2020
11:27:00 PMWhat an eventful year it was. Our family floated through fairly unscathed - in July I got really sick. Like chills, body aches, loss of taste and smell sick. No congestion, no difficulty breathing, I did have this weird symptom, though, where every time I would breath in, it would burn like it does when you get water up your nose and the pain goes straight back into your head. But my temperature never got higher than a 99. On day 6, I went and got a covid test, and it was negative. I texted my friend Cari, who is a nurse, and her thoughts were that I tested later in my illness and my viral load was too low for the test to detect, or it was just one of the many false negatives. Either way, it sucked.
Perry got pneumonia 4 times in 2020, none of them covid related. The girl is just super susceptible to respiratory illnesses. We eventually got her checked out for asthma and sure enough, she’s got it. She now takes singulair every day to help keep it at bay.

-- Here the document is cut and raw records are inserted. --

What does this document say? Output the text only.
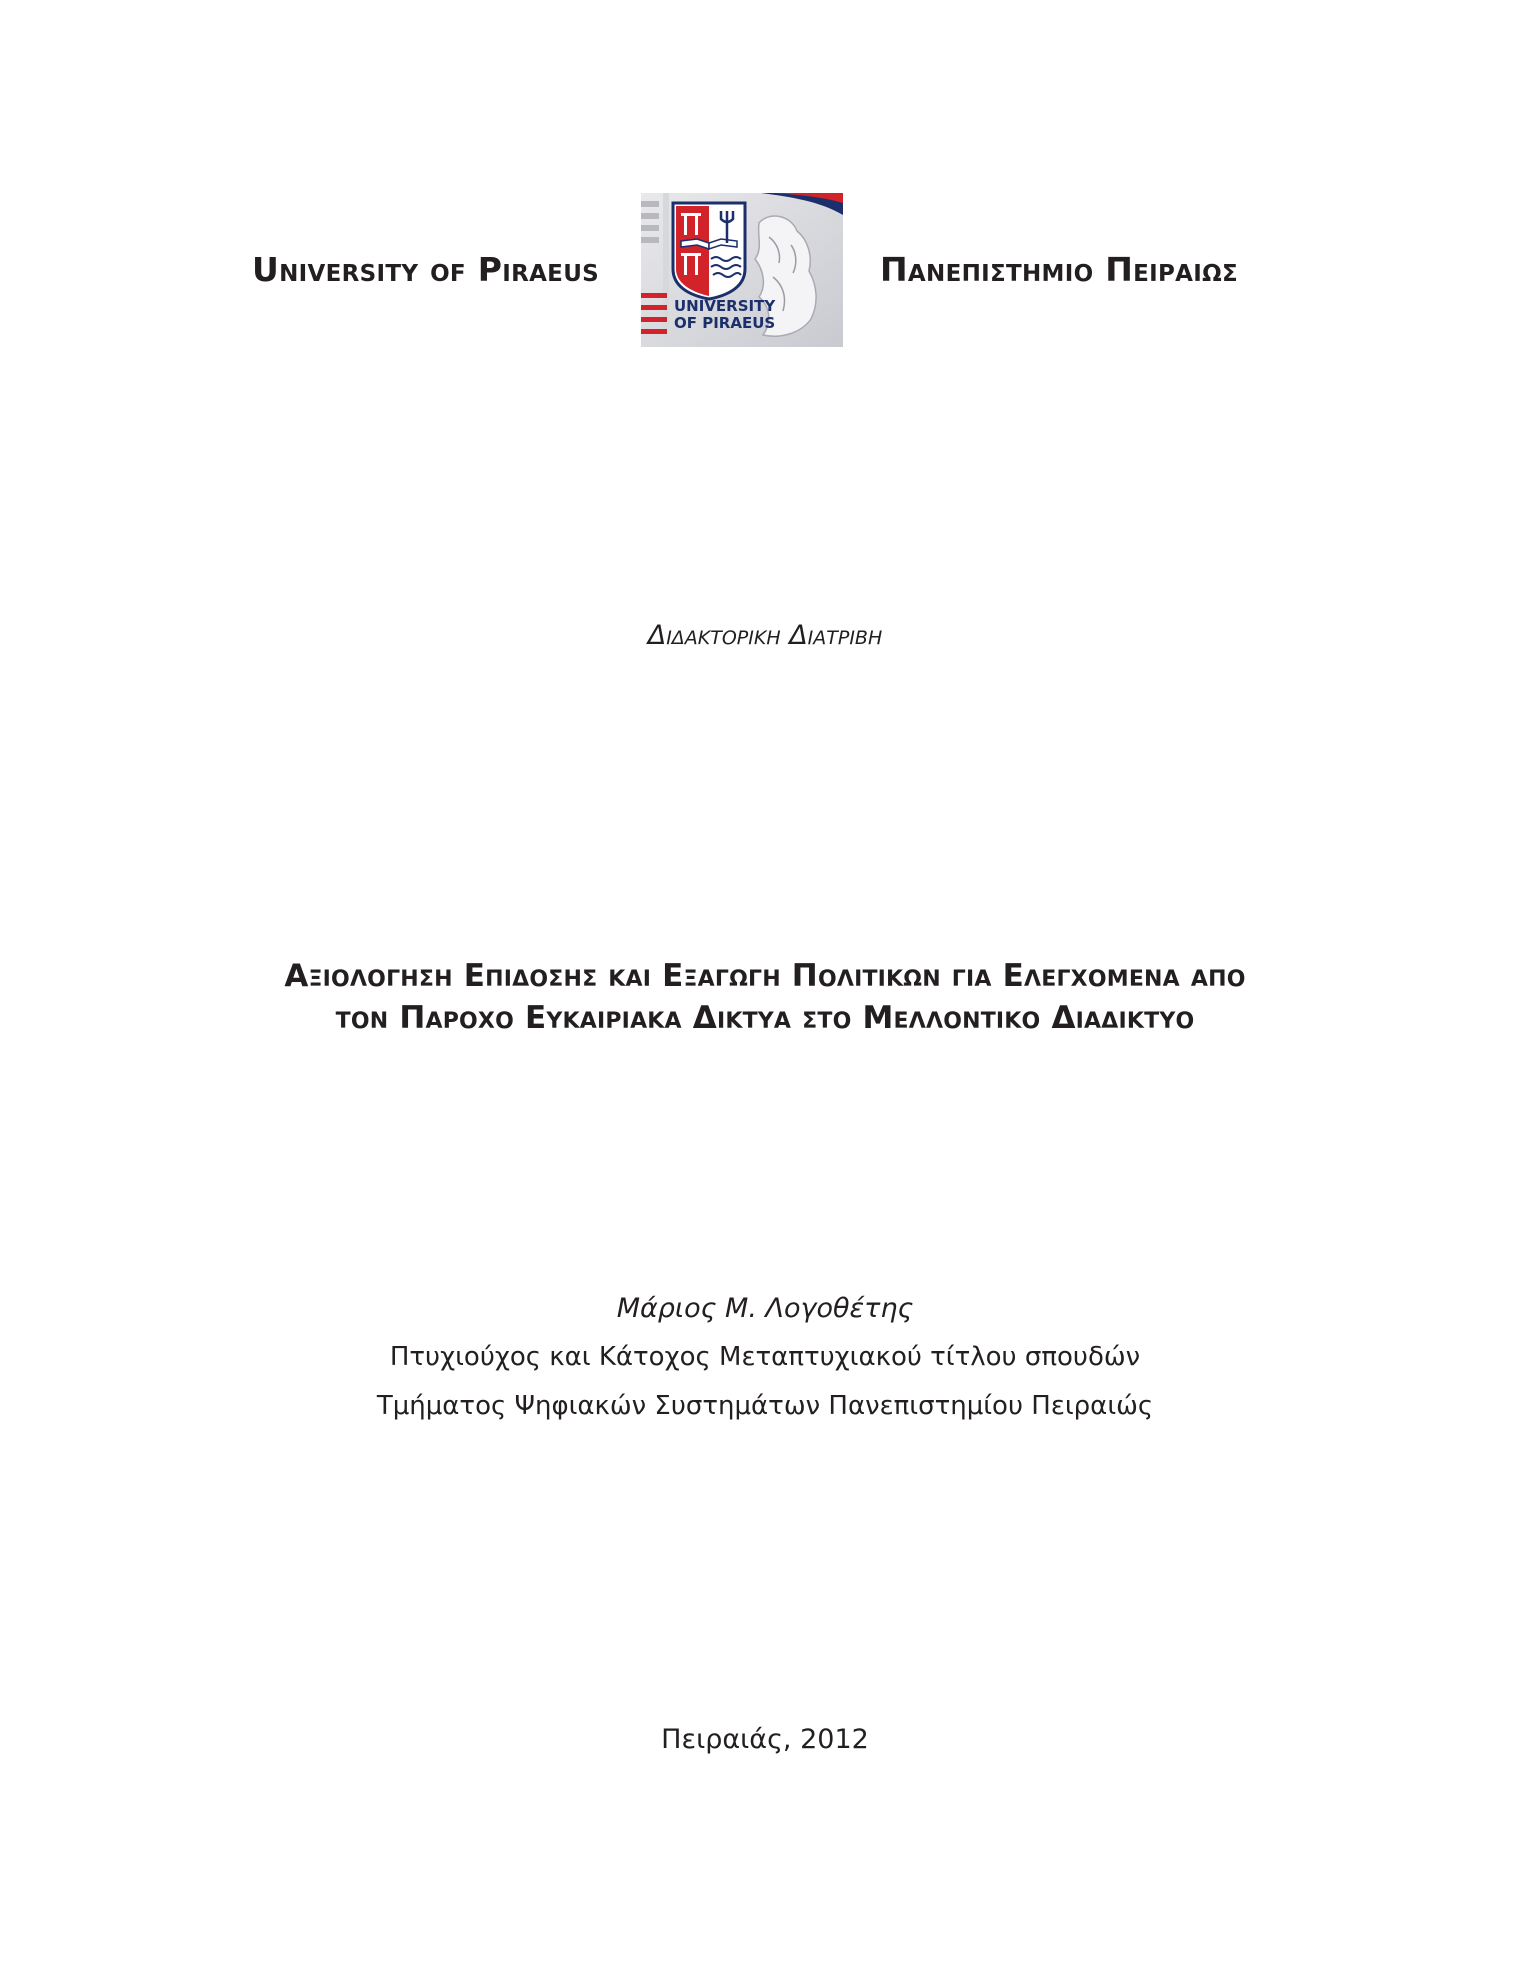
University of Piraeus
UNIVERSITY
OF PIRAEUS
Πανεπιστημιο Πειραιως
Διδακτορικη Διατριβη
Αξιολογηση Επιδοσης και Εξαγωγη Πολιτικων για Ελεγχομενα απο
τον Παροχο Ευκαιριακα Δικτυα στο Μελλοντικο Διαδικτυο
Μάριος Μ. Λογοθέτης
Πτυχιούχος και Κάτοχος Μεταπτυχιακού τίτλου σπουδών
Τμήματος Ψηφιακών Συστημάτων Πανεπιστημίου Πειραιώς
Πειραιάς, 2012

To top off the dumb year that was 2020, my dad was diagnosed with cancer in early December. He went to urgent care one day for chest pain and difficulty breathing. They did a chest X-ray, found some nodules. and said it could be anything from a simple infection to cancer. Lucky us, it was the latter. The initial diagnosis was metastatic lung cancer, that had spread to his brain and ribs. If you google that, the prognosis is not good. They got 10 days of radiation to his head scheduled about a month after his diagnosis, with a biopsy half way through the treatment. Radiation started taking its toll, and then his lung collapsed after his biopsy. That pushed the last few radiation treatments back 3 days because he was hospitalized until his lung healed. He came home from the hospital weak and unable to walk without a walker. Mom has become a full time care taker.
Radiation is done now. His hair started falling out maybe 4-5 days into treatment, so i helped him shave his head one morning. That was hard. Dad is still having difficulty getting around. He’s got extreme fatigue, which makes it hard for him to do anything. The biopsy results came back showing that what he’s got is actually melanoma, not lung cancer. The bad news is that it’s advanced stage 4 melanoma. The good news is they don’t treat melanoma with chemo, but instead use immunotherapy. I don’t know much about it, but i know it’s supposed to be less intense. his first treatment is tomorrow.

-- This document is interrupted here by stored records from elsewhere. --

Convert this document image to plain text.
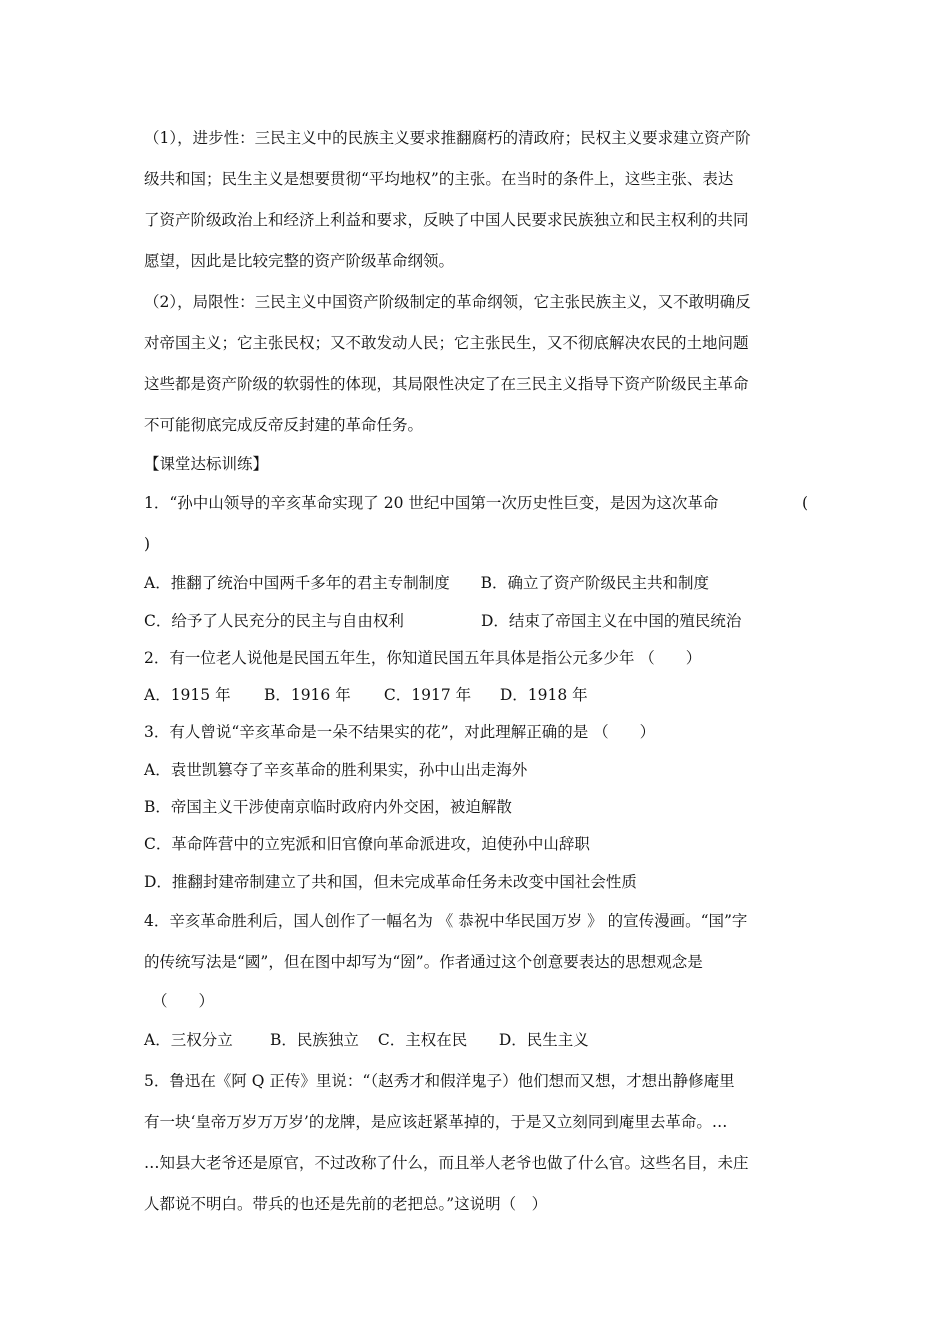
（1），进步性：三民主义中的民族主义要求推翻腐朽的清政府；民权主义要求建立资产阶

级共和国；民生主义是想要贯彻“平均地权”的主张。在当时的条件上，这些主张、表达

了资产阶级政治上和经济上利益和要求，反映了中国人民要求民族独立和民主权利的共同

愿望，因此是比较完整的资产阶级革命纲领。

（2），局限性：三民主义中国资产阶级制定的革命纲领，它主张民族主义，又不敢明确反

对帝国主义；它主张民权；又不敢发动人民；它主张民生，又不彻底解决农民的土地问题

这些都是资产阶级的软弱性的体现，其局限性决定了在三民主义指导下资产阶级民主革命

不可能彻底完成反帝反封建的革命任务。

【课堂达标训练】

1．“孙中山领导的辛亥革命实现了 20 世纪中国第一次历史性巨变，是因为这次革命	(

)

A．推翻了统治中国两千多年的君主专制制度 B．确立了资产阶级民主共和制度

C．给予了人民充分的民主与自由权利	D．结束了帝国主义在中国的殖民统治

2．有一位老人说他是民国五年生，你知道民国五年具体是指公元多少年 （　　）

A．1915 年 B．1916 年 C．1917 年 D．1918 年

3．有人曾说“辛亥革命是一朵不结果实的花”，对此理解正确的是 （　　）

A．袁世凯篡夺了辛亥革命的胜利果实，孙中山出走海外

B．帝国主义干涉使南京临时政府内外交困，被迫解散

C．革命阵营中的立宪派和旧官僚向革命派进攻，迫使孙中山辞职

D．推翻封建帝制建立了共和国，但未完成革命任务未改变中国社会性质

4．辛亥革命胜利后，国人创作了一幅名为 《 恭祝中华民国万岁 》 的宣传漫画。“国”字

的传统写法是“國”，但在图中却写为“圀”。作者通过这个创意要表达的思想观念是

（　　）

A．三权分立 B．民族独立 C．主权在民 D．民生主义

5．鲁迅在《阿 Q 正传》里说：“（赵秀才和假洋鬼子）他们想而又想，才想出静修庵里

有一块‘皇帝万岁万万岁’的龙牌，是应该赶紧革掉的，于是又立刻同到庵里去革命。…

…知县大老爷还是原官，不过改称了什么，而且举人老爷也做了什么官。这些名目，未庄

人都说不明白。带兵的也还是先前的老把总。”这说明（　）
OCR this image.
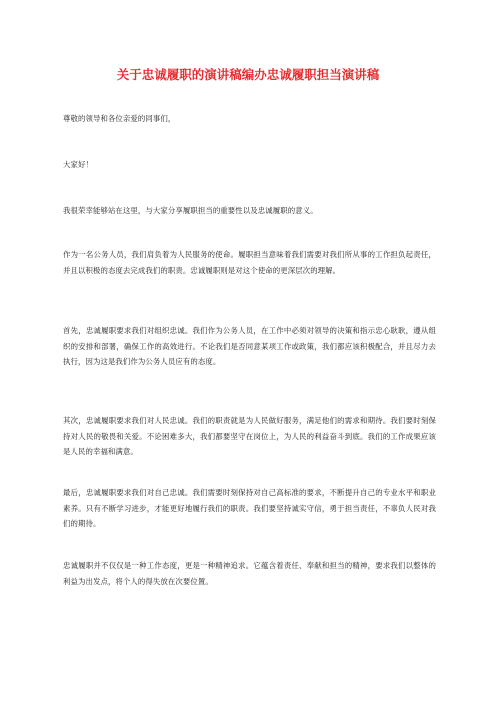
关于忠诚履职的演讲稿编办忠诚履职担当演讲稿

尊敬的领导和各位亲爱的同事们，

大家好！

我很荣幸能够站在这里，与大家分享履职担当的重要性以及忠诚履职的意义。

作为一名公务人员，我们肩负着为人民服务的使命。履职担当意味着我们需要对我们所从事的工作担负起责任，并且以积极的态度去完成我们的职责。忠诚履职则是对这个使命的更深层次的理解。

首先，忠诚履职要求我们对组织忠诚。我们作为公务人员，在工作中必须对领导的决策和指示忠心耿耿，遵从组织的安排和部署，确保工作的高效进行。不论我们是否同意某项工作或政策，我们都应该积极配合，并且尽力去执行，因为这是我们作为公务人员应有的态度。

其次，忠诚履职要求我们对人民忠诚。我们的职责就是为人民做好服务，满足他们的需求和期待。我们要时刻保持对人民的敬畏和关爱。不论困难多大，我们都要坚守在岗位上，为人民的利益奋斗到底。我们的工作成果应该是人民的幸福和满意。

最后，忠诚履职要求我们对自己忠诚。我们需要时刻保持对自己高标准的要求，不断提升自己的专业水平和职业素养。只有不断学习进步，才能更好地履行我们的职责。我们要坚持诚实守信，勇于担当责任，不辜负人民对我们的期待。

忠诚履职并不仅仅是一种工作态度，更是一种精神追求。它蕴含着责任、奉献和担当的精神，要求我们以整体的利益为出发点，将个人的得失放在次要位置。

I spent some time with my parents today at their house. Dad looked rough, even compared to when I took him to radiation last week. He’s lost a lot of weight in the last month, has obviously lost strength, and his mind is starting to lose steam. Mom said that at his dr appt today, he asked who scheduled his brain surgery. There was never talk of brain surgery in his treatment plan. It’s heartbreaking to see him dwindle. The joy he used to carry isn’t there right now, he’s just tired and foggy. I’m hoping and praying with everything I have that it comes back. I just want my dad back.
With radiation, they say that it kills all the cells that it hits, but the healthy cells eventually regenerate. I need those healthy cells to start fighting their way back. From the day we got the diagnosis, I’ve said that I don’t want to watch my dad whither away, but that’s exactly what is happening. It took 2 weeks for him to lose his ability to walk, lose his hair, for his mind to start failing. If you ask him how he’s feeling, he’ll say, “for an old guy with all this crap going on, I’m doing pretty good.” But I know he’s grieving. His eyes were watery when I finished shaving his head, but he’d shrug his shoulders and say, “it was a necessity.”

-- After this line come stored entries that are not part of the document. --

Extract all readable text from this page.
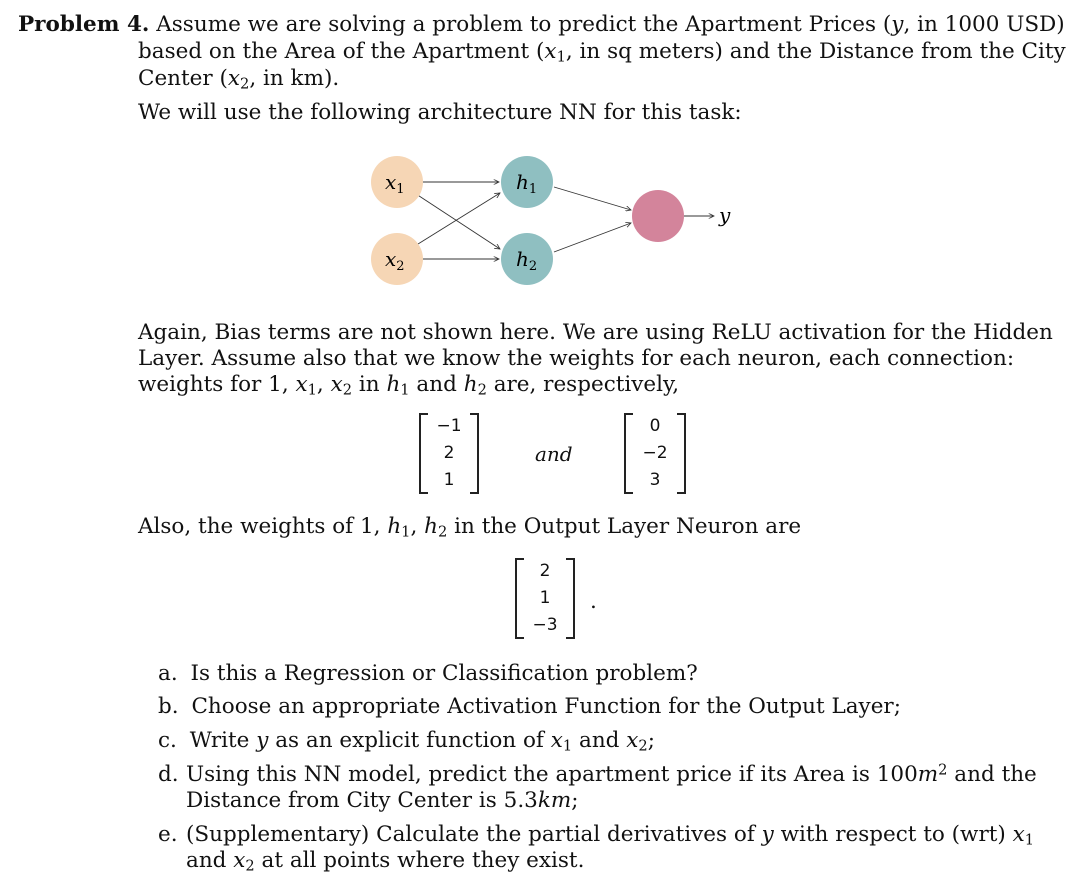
Problem 4. Assume we are solving a problem to predict the Apartment Prices (y, in 1000 USD)
based on the Area of the Apartment ($x_1$, in sq meters) and the Distance from the City
Center ($x_2$, in km).
We will use the following architecture NN for this task:
$x_1$
$x_2$
$h_1$
$h_2$
y
Again, Bias terms are not shown here. We are using ReLU activation for the Hidden
Layer. Assume also that we know the weights for each neuron, each connection:
weights for 1, $x_1$, $x_2$ in $h_1$ and $h_2$ are, respectively,
−1
2
1
and
0
−2
3
Also, the weights of 1, $h_1$, $h_2$ in the Output Layer Neuron are
2
1
−3
.
a. Is this a Regression or Classification problem?
b. Choose an appropriate Activation Function for the Output Layer;
c. Write y as an explicit function of $x_1$ and $x_2$;
d. Using this NN model, predict the apartment price if its Area is $100m^2$ and the
Distance from City Center is 5.3km;
e. (Supplementary) Calculate the partial derivatives of y with respect to (wrt) $x_1$
and $x_2$ at all points where they exist.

You know, I’ve heard so many people use the phrase, “cancer sucks.” But you just don’t get it until you experience it first hand. My dad was happy and seemingly healthy a month ago. The moment treatment started, everything got worse. It’s not fair. Cancer sucks, but cancer treatment sucks the most. That is what’s hurting him the most right now.
My mind takes me to the worst places. I’m trying hard to just really be present in my time with Dad right now. I thought I at least had 10 years left with him, and now I just don’t know how long I actually have. It’s just crap. And it’s not okay. None of this is fair.